Sorge vor Wölfen auch im Münsterland
In der Hohen Mark zwischen Borken und Recklinghausen ist nun ein Tier fest ansässig. Im benachbarten Wolfsgebiet Schermbeck macht ein schon länger heimisches Rudel Probleme. Das Land plant, ein weiteres Areal auszuweisen.

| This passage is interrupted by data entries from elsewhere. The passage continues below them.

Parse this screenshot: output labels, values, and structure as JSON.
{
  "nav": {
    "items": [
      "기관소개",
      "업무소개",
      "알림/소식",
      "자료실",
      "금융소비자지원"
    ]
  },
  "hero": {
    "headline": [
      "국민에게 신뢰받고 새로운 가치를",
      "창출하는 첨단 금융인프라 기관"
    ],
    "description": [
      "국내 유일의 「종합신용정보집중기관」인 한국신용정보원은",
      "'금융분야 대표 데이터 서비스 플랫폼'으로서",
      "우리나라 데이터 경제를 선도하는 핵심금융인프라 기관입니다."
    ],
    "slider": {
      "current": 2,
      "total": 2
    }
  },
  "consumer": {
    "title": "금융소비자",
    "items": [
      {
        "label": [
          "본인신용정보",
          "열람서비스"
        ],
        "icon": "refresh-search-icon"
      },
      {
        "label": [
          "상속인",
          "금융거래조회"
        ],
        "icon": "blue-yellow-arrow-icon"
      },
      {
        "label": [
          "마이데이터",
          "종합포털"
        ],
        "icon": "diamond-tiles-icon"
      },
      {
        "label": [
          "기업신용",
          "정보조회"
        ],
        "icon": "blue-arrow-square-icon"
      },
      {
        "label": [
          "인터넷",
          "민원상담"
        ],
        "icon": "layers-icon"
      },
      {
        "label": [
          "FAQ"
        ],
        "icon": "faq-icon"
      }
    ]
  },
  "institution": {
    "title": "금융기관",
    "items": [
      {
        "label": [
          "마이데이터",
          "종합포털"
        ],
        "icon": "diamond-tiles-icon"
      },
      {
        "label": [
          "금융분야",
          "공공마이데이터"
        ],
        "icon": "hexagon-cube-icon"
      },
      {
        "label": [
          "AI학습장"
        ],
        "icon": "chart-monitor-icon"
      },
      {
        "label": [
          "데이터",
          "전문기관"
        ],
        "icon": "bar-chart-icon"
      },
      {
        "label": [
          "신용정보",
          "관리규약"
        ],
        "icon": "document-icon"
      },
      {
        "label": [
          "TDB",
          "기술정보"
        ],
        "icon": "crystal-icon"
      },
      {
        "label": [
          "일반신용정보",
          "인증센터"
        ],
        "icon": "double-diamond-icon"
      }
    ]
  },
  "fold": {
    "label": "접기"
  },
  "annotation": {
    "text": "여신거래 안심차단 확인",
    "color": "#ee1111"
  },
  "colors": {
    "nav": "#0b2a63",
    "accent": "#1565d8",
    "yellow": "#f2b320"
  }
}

RECKLINGHAUSEN/DÜSSELDORF Nachdem in der Hohen Mark im Bereich der Kreise Borken und Recklinghausen nun ein Wolf als fest ansässig gilt, werden in der Region skeptische Stimmen laut: „Meine persönliche Meinung ist klar: Der Wolf hat in einer so dicht besiedelten Kulturlandschaft wie dem Münsterland, dem angrenzenden Ruhrgebiet und dem Niederrhein nichts verloren“, sagte Kai Zwicker (CDU), Landrat des Kreises Borken, unserer Redaktion. Man müsse nun „Aufklärung betreiben, den Wolf vielleicht auch vergrämen und ihn im Falle eines Falles zur Not entnehmen“– jedenfalls, wenn es zum Schutz der Bevölkerung erforderlich wäre. „Entnahme“meint den Abschuss.

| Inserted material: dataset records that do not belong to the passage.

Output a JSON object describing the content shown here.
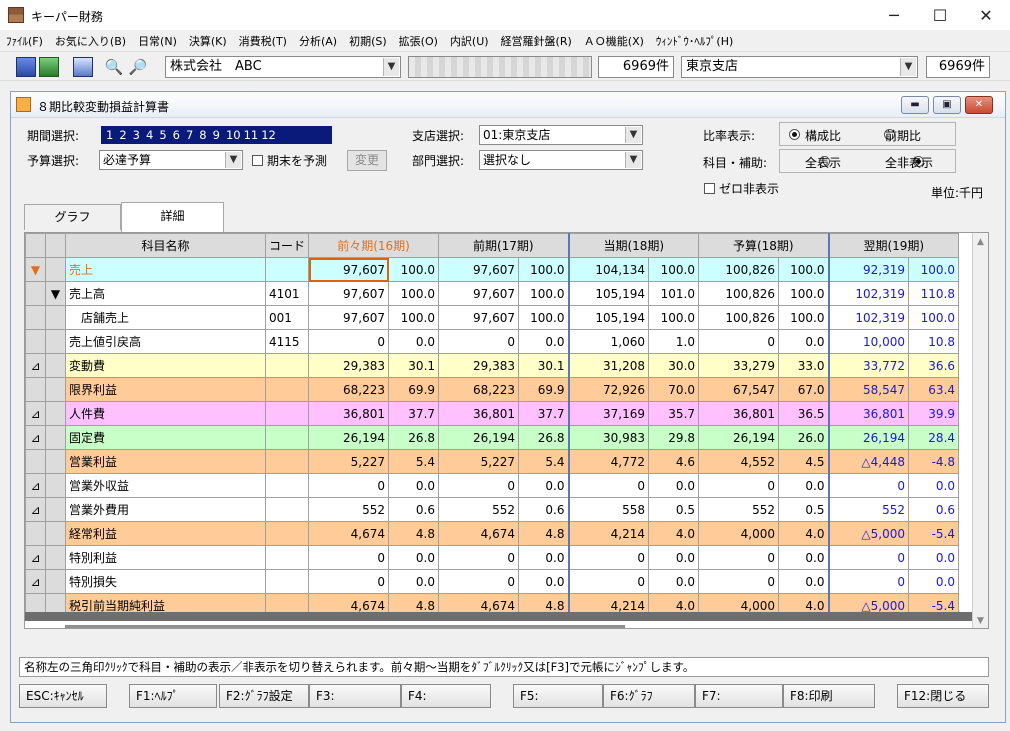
{
  "app": {
    "title": "キーパー財務",
    "min": "─",
    "max": "☐",
    "close": "✕"
  },
  "menu": [
    "ﾌｧｲﾙ(F)",
    "お気に入り(B)",
    "日常(N)",
    "決算(K)",
    "消費税(T)",
    "分析(A)",
    "初期(S)",
    "拡張(O)",
    "内訳(U)",
    "経営羅針盤(R)",
    "ＡＯ機能(X)",
    "ｳｨﾝﾄﾞｳ･ﾍﾙﾌﾟ(H)"
  ],
  "toolbar": {
    "company": "株式会社　ABC",
    "count1": "6969件",
    "branch": "東京支店",
    "count2": "6969件"
  },
  "window": {
    "title": "８期比較変動損益計算書"
  },
  "form": {
    "period_label": "期間選択:",
    "periods": [
      "1",
      "2",
      "3",
      "4",
      "5",
      "6",
      "7",
      "8",
      "9",
      "10",
      "11",
      "12"
    ],
    "budget_label": "予算選択:",
    "budget_value": "必達予算",
    "predict_label": "期末を予測",
    "change_button": "変更",
    "branch_label": "支店選択:",
    "branch_value": "01:東京支店",
    "dept_label": "部門選択:",
    "dept_value": "選択なし",
    "ratio_label": "比率表示:",
    "ratio_opt1": "構成比",
    "ratio_opt2": "前期比",
    "sub_label": "科目・補助:",
    "sub_opt1": "全表示",
    "sub_opt2": "全非表示",
    "zero_label": "ゼロ非表示",
    "unit": "単位:千円"
  },
  "tabs": [
    "グラフ",
    "詳細"
  ],
  "grid": {
    "headers": [
      "科目名称",
      "コード",
      "前々期(16期)",
      "前期(17期)",
      "当期(18期)",
      "予算(18期)",
      "翌期(19期)"
    ],
    "rows": [
      {
        "tri": "▼",
        "arrow": "",
        "name": "売上",
        "code": "",
        "cls": "c",
        "v": [
          "97,607",
          "100.0",
          "97,607",
          "100.0",
          "104,134",
          "100.0",
          "100,826",
          "100.0",
          "92,319",
          "100.0"
        ]
      },
      {
        "tri": "",
        "arrow": "▼",
        "name": "売上高",
        "code": "4101",
        "cls": "w",
        "v": [
          "97,607",
          "100.0",
          "97,607",
          "100.0",
          "105,194",
          "101.0",
          "100,826",
          "100.0",
          "102,319",
          "110.8"
        ]
      },
      {
        "tri": "",
        "arrow": "",
        "name": "　店舗売上",
        "code": "001",
        "cls": "w",
        "v": [
          "97,607",
          "100.0",
          "97,607",
          "100.0",
          "105,194",
          "100.0",
          "100,826",
          "100.0",
          "102,319",
          "100.0"
        ]
      },
      {
        "tri": "",
        "arrow": "",
        "name": "売上値引戻高",
        "code": "4115",
        "cls": "w",
        "v": [
          "0",
          "0.0",
          "0",
          "0.0",
          "1,060",
          "1.0",
          "0",
          "0.0",
          "10,000",
          "10.8"
        ]
      },
      {
        "tri": "⊿",
        "arrow": "",
        "name": "変動費",
        "code": "",
        "cls": "y",
        "v": [
          "29,383",
          "30.1",
          "29,383",
          "30.1",
          "31,208",
          "30.0",
          "33,279",
          "33.0",
          "33,772",
          "36.6"
        ]
      },
      {
        "tri": "",
        "arrow": "",
        "name": "限界利益",
        "code": "",
        "cls": "o",
        "v": [
          "68,223",
          "69.9",
          "68,223",
          "69.9",
          "72,926",
          "70.0",
          "67,547",
          "67.0",
          "58,547",
          "63.4"
        ]
      },
      {
        "tri": "⊿",
        "arrow": "",
        "name": "人件費",
        "code": "",
        "cls": "p",
        "v": [
          "36,801",
          "37.7",
          "36,801",
          "37.7",
          "37,169",
          "35.7",
          "36,801",
          "36.5",
          "36,801",
          "39.9"
        ]
      },
      {
        "tri": "⊿",
        "arrow": "",
        "name": "固定費",
        "code": "",
        "cls": "g",
        "v": [
          "26,194",
          "26.8",
          "26,194",
          "26.8",
          "30,983",
          "29.8",
          "26,194",
          "26.0",
          "26,194",
          "28.4"
        ]
      },
      {
        "tri": "",
        "arrow": "",
        "name": "営業利益",
        "code": "",
        "cls": "o",
        "v": [
          "5,227",
          "5.4",
          "5,227",
          "5.4",
          "4,772",
          "4.6",
          "4,552",
          "4.5",
          "△4,448",
          "-4.8"
        ]
      },
      {
        "tri": "⊿",
        "arrow": "",
        "name": "営業外収益",
        "code": "",
        "cls": "w",
        "v": [
          "0",
          "0.0",
          "0",
          "0.0",
          "0",
          "0.0",
          "0",
          "0.0",
          "0",
          "0.0"
        ]
      },
      {
        "tri": "⊿",
        "arrow": "",
        "name": "営業外費用",
        "code": "",
        "cls": "w",
        "v": [
          "552",
          "0.6",
          "552",
          "0.6",
          "558",
          "0.5",
          "552",
          "0.5",
          "552",
          "0.6"
        ]
      },
      {
        "tri": "",
        "arrow": "",
        "name": "経常利益",
        "code": "",
        "cls": "o",
        "v": [
          "4,674",
          "4.8",
          "4,674",
          "4.8",
          "4,214",
          "4.0",
          "4,000",
          "4.0",
          "△5,000",
          "-5.4"
        ]
      },
      {
        "tri": "⊿",
        "arrow": "",
        "name": "特別利益",
        "code": "",
        "cls": "w",
        "v": [
          "0",
          "0.0",
          "0",
          "0.0",
          "0",
          "0.0",
          "0",
          "0.0",
          "0",
          "0.0"
        ]
      },
      {
        "tri": "⊿",
        "arrow": "",
        "name": "特別損失",
        "code": "",
        "cls": "w",
        "v": [
          "0",
          "0.0",
          "0",
          "0.0",
          "0",
          "0.0",
          "0",
          "0.0",
          "0",
          "0.0"
        ]
      },
      {
        "tri": "",
        "arrow": "",
        "name": "税引前当期純利益",
        "code": "",
        "cls": "o",
        "v": [
          "4,674",
          "4.8",
          "4,674",
          "4.8",
          "4,214",
          "4.0",
          "4,000",
          "4.0",
          "△5,000",
          "-5.4"
        ]
      }
    ]
  },
  "status_text": "名称左の三角印ｸﾘｯｸで科目・補助の表示／非表示を切り替えられます。前々期～当期をﾀﾞﾌﾞﾙｸﾘｯｸ又は[F3]で元帳にｼﾞｬﾝﾌﾟします。",
  "fkeys": [
    "ESC:ｷｬﾝｾﾙ",
    "F1:ﾍﾙﾌﾟ",
    "F2:ｸﾞﾗﾌ設定",
    "F3:",
    "F4:",
    "F5:",
    "F6:ｸﾞﾗﾌ",
    "F7:",
    "F8:印刷",
    "F12:閉じる"
  ],
  "colors": {
    "period_bg": "#0a1a7a",
    "selected_outline": "#e06010",
    "blue_text": "#1a1acc",
    "header_highlight": "#e07020"
  }
}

Der Wolfsrüde mit der offiziellen Kennung GW2347m ist binnen eines knappen Jahres wiederholt durch Kotfunde in Waldgebieten der Hohen Mark genetisch nachgewiesen worden. Er ist vermutlich zwei Jahre alt, zugewandert aus einem Rudel in Niedersachsen, und bewegt sich offenbar zwischen Haltern am See und der Gemeinde Reken. Der Bereich liegt noch innerhalb der Pufferzone, die das benachbarte Wolfsgebiet Schermbeck umgibt.
Die Landesregierung plant nun die Ausweisung eines Wolfsgebiets in der Hohen Mark und will „kurzfristig“einen Vorschlag dazu auf dem Tisch haben, wie es aus dem Umweltministerium heißt: „Dabei ist zu prüfen, ob ein zweites oder ein erweitertes Wolfsgebiet ausgewiesen werden wird.“Das Schermbecker Territorium könnte also auch einfach vergrößert werden.

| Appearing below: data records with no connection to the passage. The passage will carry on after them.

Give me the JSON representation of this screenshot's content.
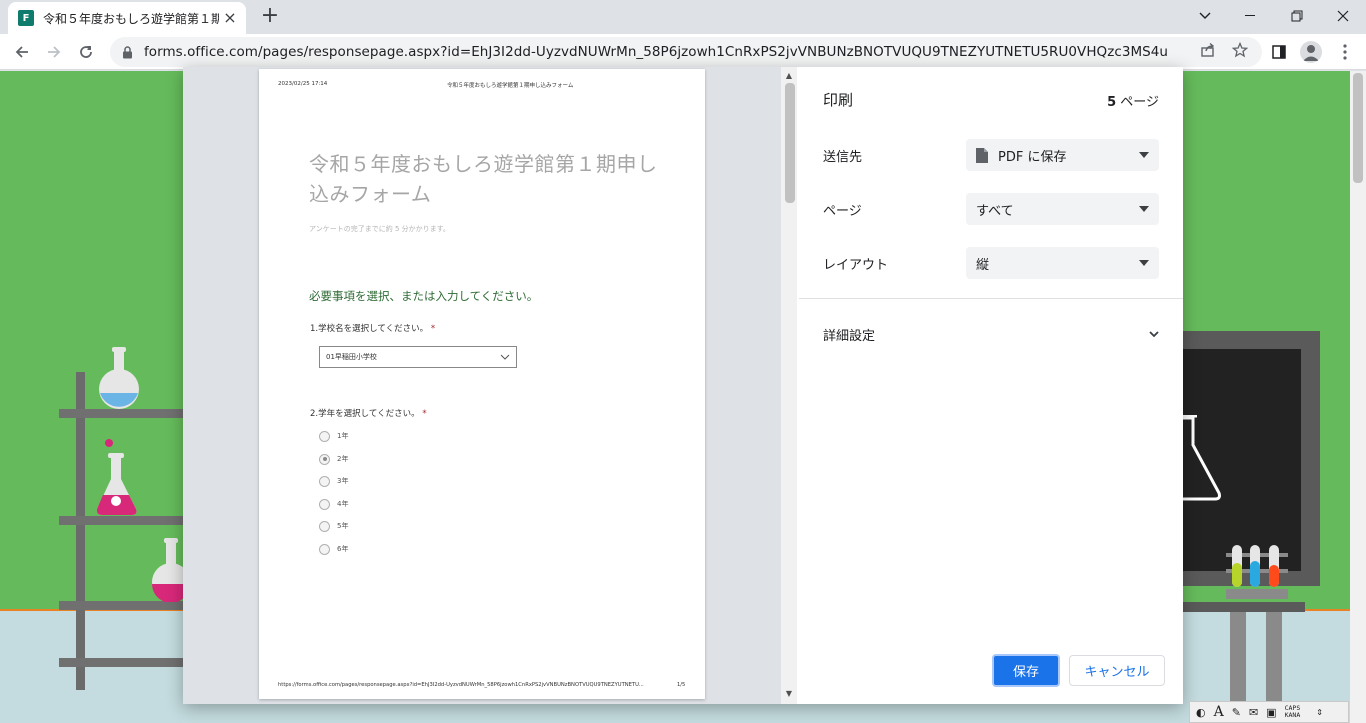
{
  "browser": {
    "tab_title": "令和５年度おもしろ遊学館第１期申し込みフォーム",
    "tab_favicon": "F",
    "url": "forms.office.com/pages/responsepage.aspx?id=EhJ3I2dd-UyzvdNUWrMn_58P6jzowh1CnRxPS2jvVNBUNzBNOTVUQU9TNEZYUTNETU5RU0VHQzc3MS4u"
  },
  "print_dialog": {
    "title": "印刷",
    "page_count": "5",
    "page_count_suffix": " ページ",
    "destination_label": "送信先",
    "destination_value": "PDF に保存",
    "pages_label": "ページ",
    "pages_value": "すべて",
    "layout_label": "レイアウト",
    "layout_value": "縦",
    "more_settings_label": "詳細設定",
    "save_button": "保存",
    "cancel_button": "キャンセル"
  },
  "preview": {
    "header_date": "2023/02/25 17:14",
    "header_title": "令和５年度おもしろ遊学館第１期申し込みフォーム",
    "form_title": "令和５年度おもしろ遊学館第１期申し込みフォーム",
    "form_subtitle": "アンケートの完了までに約 5 分かかります。",
    "section_title": "必要事項を選択、または入力してください。",
    "q1_label": "1.学校名を選択してください。",
    "q1_required": "*",
    "q1_selected": "01早稲田小学校",
    "q2_label": "2.学年を選択してください。",
    "q2_required": "*",
    "q2_options": [
      "1年",
      "2年",
      "3年",
      "4年",
      "5年",
      "6年"
    ],
    "q2_selected_index": 1,
    "footer_url": "https://forms.office.com/pages/responsepage.aspx?id=EhJ3I2dd-UyzvdNUWrMn_58P6jzowh1CnRxPS2jvVNBUNzBNOTVUQU9TNEZYUTNETU...",
    "footer_page": "1/5"
  },
  "ime": {
    "mode": "A",
    "caps": "CAPS",
    "kana": "KANA"
  },
  "colors": {
    "page_green": "#65bb5b",
    "floor_orange": "#e98125",
    "accent_blue": "#1a73e8"
  }
}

Während das dort ansässige Rudel immer wieder durch Angriffe auf Nutztiere aufgefallen ist, hat der Wolf aus der Hohen Mark nach Angaben des Umweltministeriums bislang keine Schäden verursacht. Naturschützer dringen darauf, alles dafür zu tun, dass ein Miteinander von Wolf und Mensch von Anfang an funktioniert. „Entscheidend ist, dass die Leute vor Ort Unterstützung und Entschädigungen bekommen, dass sie informiert werden und dass wirksame Schutzmaßnahmen auch wirklich umgesetzt werden“, forderte Thomas Pusch vom Landesfachausschuss Wolf beim Naturschutzbund in NRW.
Das Wolfsgebiet Schermbeck wurde im Herbst 2018 ausgewiesen. Seitdem hat das Land Nordrhein-Westfalen für den Herdenschutz in dem Areal und in der umgebenden Pufferzone nach eigenen Angaben insgesamt mehr als 1,1 Millionen Euro an Fördermitteln ausgezahlt. Als Entschädigungen für gerissene Weidetiere seien bislang knapp 45.000 Euro geflossen.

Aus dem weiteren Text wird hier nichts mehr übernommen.